Betsy's Oak in Parham Park is said to be so called because Queen Elizabeth sat beneath it. But another and more probable legend calls it Bates's Oak, after Bates, an archer at Agincourt in the retinue of the Earl of Arundel (and in _Henry V._). Good Queen Bess, however, dined in the hall of Parham House in 1592. At Northiam, in East Sussex, we shall come (not to be utterly baulked) to a tree under which she truly did sit and dine too.

[Sidenote: JACK PUDDING'S WISDOM]

Beyond Parham, less than two miles to the east, is Storrington, a quiet Sussex village far from the rail and the noise of the world, with the Downs within hail, and fine sparsely-inhabited country between them and it to wander in. The church is largely modern. I find the following sententious paragraph in the county paper for 1792:--"This is an age of _Sights_ and _polite entertainment_ in the country as well as in the city.--The little town of _Storrington_ has lately been visited by a _Company of Comedians_,--_a Mountebank Doctor_,--and a _Puppet Show_. One day the Doctor's _Jack Pudding_ finding the shillings come in but slowly, exclaimed to his Master, 'Gad, Sir, it is not worth _our_ while to stay here any longer, _players_ have got all the _gold_, _we_ all the _silver_, and _Punch_ all the _copper_, so, like sagacious locusts, let us migrate from the place we helped to impoverish."

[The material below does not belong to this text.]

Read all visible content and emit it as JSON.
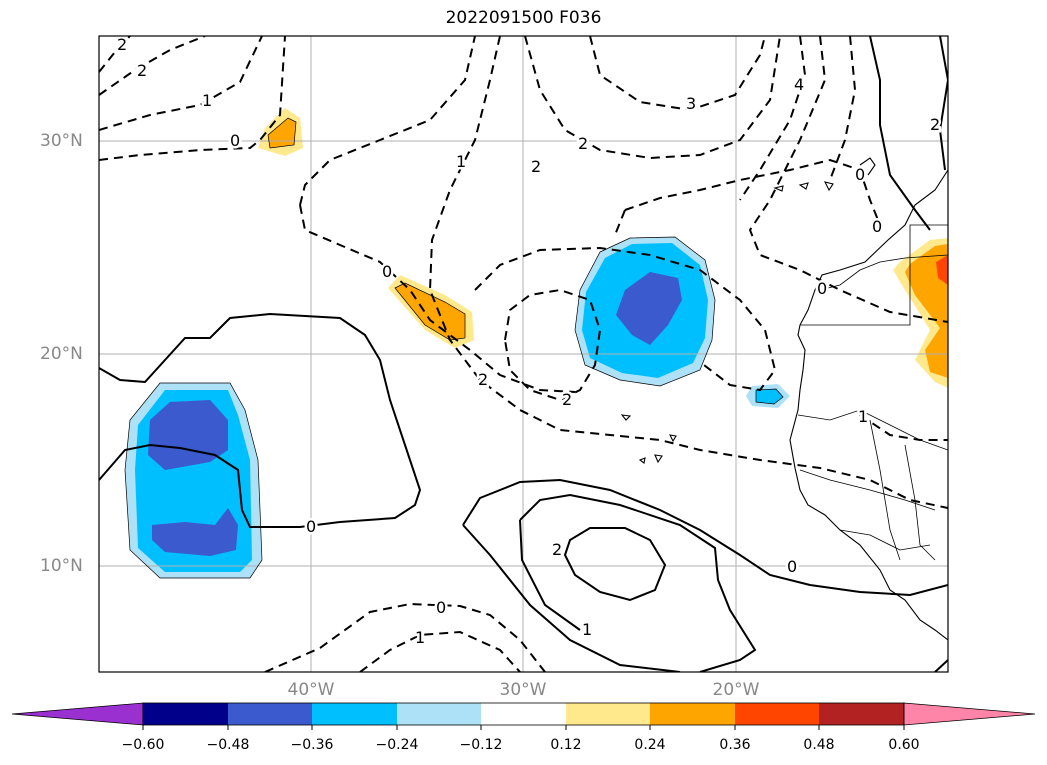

[Illustration: _Amberley Church._]

[Sidenote: A TRAVELLING CIRCUS]

[Sidenote: A TIME-HONOURED JOKE]

This reminds me that I saw recently at Petworth, whither we are now moving, a travelling circus whose programme included a comic interlude that cannot have received the slightest modification since it was first planned, perhaps hundreds of years ago. It was sheer essential elemental horse-play straight from Bartholomew Fair, and the audience received it with rapture that was vouchsafed to nothing else. The story would be too long to tell; but briefly, it was a dumb show representation of the visit of a guest (the clown) to a wife, unknown to her husband. The scenery consisted of a table, a large chest, a heap of straw and a huge barrel. The fun consisted in the clown, armed with a bladder on a string, hiding in the barrel, from which he would spring up and deliver a sounding drub upon the head of whatever other character--husband or policeman--might be passing, to their complete perplexity. They were, of course, incapable of learning anything from experience. At other times he hid himself or others in the straw, in the chest, or under the table. When, in a country district such as this, one hears the laughter that greets so venerable a piece of pantomime, one is surprised that circus owners think it worth while to secure novelties at all. The primitive taste of West Sussex, at any rate, cannot require them.